Thanks to research, we have learned so much more about depression in the last decade. There is medication and counseling, that are both very good, but we are forgetting a very important aspect in the healing process, spirituality. We are not just a mind and a body, but also a soul. In fact, I believe a lot of the mental health struggles we have today is spiritual warfare. I meet with a Christian counselor because we can discuss both mental health tools and spiritual attacks against me. The last two years I have also met with a pastor on a regular basis and the combination of those two men, along with support from friends and family, is why I am still here today. When I was under severe attack, it did not matter what counseling tools I had in my drawer. Like the day of the car accident, I was exhausted, confused, unable to think for myself, struggled with daily activities like work, and so on. With prayer, it pushed back the evil presence and allowed me to think again. I could take a deep breath and rest for a moment. I could think and I could talk with Jesus more freely. I could open that binder I have of scriptures, encouraging words, and even the tools my counselor shared with me. Before having prayer with this pastor, I was not surviving. Every day was my last day. And every day most certainly could have been. Eliminating and pushing back the demonic spirits that tortured me day and night, left space for my mental health tools to be used. This is why I try to share my experiences because we need to move past phrases like, “Just choose to be happy” or “Just think positive”. These are very helpful suggestions when a person is only a little down about life, not when they are in the deepest and most dangerous pit. Just like the day of my accident, I needed the ambulance, the doctors, and even my parents to see me through the healing process before I was strong enough to do it on my own again. There are people in the world sitting in “mental cars” on the side of the street broken, bruised, and inflicted. Life to them is exhausting, confusing, and lonely. They can’t just stand up and walk away from the wreckage feeling healthy and well. They need help and they need the right kind of help. It took the people around me to pray regularly and spend time with me before I could have the spiritual strength to do that on my own.
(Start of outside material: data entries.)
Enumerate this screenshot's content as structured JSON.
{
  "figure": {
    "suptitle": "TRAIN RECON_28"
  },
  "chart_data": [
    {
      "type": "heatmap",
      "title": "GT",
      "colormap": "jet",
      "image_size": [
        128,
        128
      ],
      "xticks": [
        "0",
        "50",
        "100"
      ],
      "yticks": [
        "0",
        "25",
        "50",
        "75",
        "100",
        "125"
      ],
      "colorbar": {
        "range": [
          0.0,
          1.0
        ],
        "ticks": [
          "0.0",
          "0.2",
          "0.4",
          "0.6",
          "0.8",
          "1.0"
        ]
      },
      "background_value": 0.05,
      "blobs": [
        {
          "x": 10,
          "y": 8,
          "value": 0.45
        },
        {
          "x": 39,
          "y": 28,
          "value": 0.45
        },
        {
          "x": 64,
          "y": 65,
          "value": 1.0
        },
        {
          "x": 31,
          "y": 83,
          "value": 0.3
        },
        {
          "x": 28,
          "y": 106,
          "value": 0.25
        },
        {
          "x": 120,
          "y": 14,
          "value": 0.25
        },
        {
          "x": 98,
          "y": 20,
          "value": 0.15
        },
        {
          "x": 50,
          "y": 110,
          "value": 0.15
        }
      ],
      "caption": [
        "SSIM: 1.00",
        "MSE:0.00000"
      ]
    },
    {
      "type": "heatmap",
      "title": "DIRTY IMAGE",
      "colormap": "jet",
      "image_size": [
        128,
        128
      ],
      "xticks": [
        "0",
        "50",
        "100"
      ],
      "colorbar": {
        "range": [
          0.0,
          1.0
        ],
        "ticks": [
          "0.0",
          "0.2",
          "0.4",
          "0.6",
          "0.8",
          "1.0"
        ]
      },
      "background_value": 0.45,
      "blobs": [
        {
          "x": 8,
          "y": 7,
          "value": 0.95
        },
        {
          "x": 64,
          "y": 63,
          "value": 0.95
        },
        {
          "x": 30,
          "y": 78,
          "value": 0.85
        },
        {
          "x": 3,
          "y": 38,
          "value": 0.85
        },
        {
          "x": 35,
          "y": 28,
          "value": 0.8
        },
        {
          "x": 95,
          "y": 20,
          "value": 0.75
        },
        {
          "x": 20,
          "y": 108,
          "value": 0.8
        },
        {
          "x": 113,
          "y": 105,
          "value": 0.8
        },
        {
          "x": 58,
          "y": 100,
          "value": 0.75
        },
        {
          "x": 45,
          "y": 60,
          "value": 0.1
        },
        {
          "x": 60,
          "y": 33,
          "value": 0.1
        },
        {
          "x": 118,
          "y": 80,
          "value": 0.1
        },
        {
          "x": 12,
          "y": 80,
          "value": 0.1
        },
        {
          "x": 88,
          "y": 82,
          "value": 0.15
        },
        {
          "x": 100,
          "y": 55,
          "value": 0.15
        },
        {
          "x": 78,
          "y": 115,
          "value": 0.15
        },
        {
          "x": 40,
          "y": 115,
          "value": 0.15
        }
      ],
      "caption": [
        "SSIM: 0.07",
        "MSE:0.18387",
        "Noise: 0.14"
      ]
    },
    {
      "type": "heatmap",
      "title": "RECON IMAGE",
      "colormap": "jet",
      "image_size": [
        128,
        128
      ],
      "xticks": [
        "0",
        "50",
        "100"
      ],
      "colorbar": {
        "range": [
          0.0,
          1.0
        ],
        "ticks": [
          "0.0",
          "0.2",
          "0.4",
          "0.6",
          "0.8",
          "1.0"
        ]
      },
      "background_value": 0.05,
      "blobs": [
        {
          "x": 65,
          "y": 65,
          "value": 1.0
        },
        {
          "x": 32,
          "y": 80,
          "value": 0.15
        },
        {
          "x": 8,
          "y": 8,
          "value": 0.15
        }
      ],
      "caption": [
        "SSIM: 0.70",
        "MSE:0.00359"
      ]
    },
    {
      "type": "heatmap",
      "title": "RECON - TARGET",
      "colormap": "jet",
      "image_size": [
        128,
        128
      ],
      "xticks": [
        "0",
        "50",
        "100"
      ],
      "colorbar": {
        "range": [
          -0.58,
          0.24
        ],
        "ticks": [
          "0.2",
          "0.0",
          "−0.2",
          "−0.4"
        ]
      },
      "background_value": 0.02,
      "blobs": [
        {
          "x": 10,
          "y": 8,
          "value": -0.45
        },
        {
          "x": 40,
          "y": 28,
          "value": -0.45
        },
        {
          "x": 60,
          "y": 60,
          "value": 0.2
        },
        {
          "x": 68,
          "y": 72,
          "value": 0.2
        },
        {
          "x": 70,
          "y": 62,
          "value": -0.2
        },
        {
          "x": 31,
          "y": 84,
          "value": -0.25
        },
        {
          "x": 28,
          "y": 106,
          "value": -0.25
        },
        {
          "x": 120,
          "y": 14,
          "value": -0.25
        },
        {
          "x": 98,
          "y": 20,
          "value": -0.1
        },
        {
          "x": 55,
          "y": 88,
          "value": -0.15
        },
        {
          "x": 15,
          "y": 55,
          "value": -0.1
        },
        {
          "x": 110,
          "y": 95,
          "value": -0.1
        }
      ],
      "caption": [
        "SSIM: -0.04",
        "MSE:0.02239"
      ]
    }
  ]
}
There’s a place in the darkness where fighting no longer exists.

When I was lost in the darkness of deep depression and someone told me to “choose happiness”, it confirmed to me that I was just a failure and a mess up. I told myself I couldn’t do anything right, even getting out of this depressive state. I felt ashamed and misunderstood. I was embarrassed sometimes, which led me to withdraw even further. Sometimes encouragement is misused unintentionally. Understanding how deep the depression is for your family member or friend is imperative for how you interact with them. If I could suggest a better option from “Just think positive”, but maybe invite that person to do something with you that is fun. What will be relaxing and also bring joy to them personally? Bring the positivity to them, instead of asking them to go find it on their own. Remember, they want to think positive, they just need a little help getting there first. My best advice is to pray first before saying anything. Ask Jesus what you should do and not do. He has the best answer for all situations. And of course, praying for that person does wonders. Just keep in mind that you do not know their entire journey so give them time and space to heal. I have been in the healing process for two years now and I am so grateful for those who stood by my side and did not give up on me. They gave me the grace I needed to properly heal and I continue to do so even today.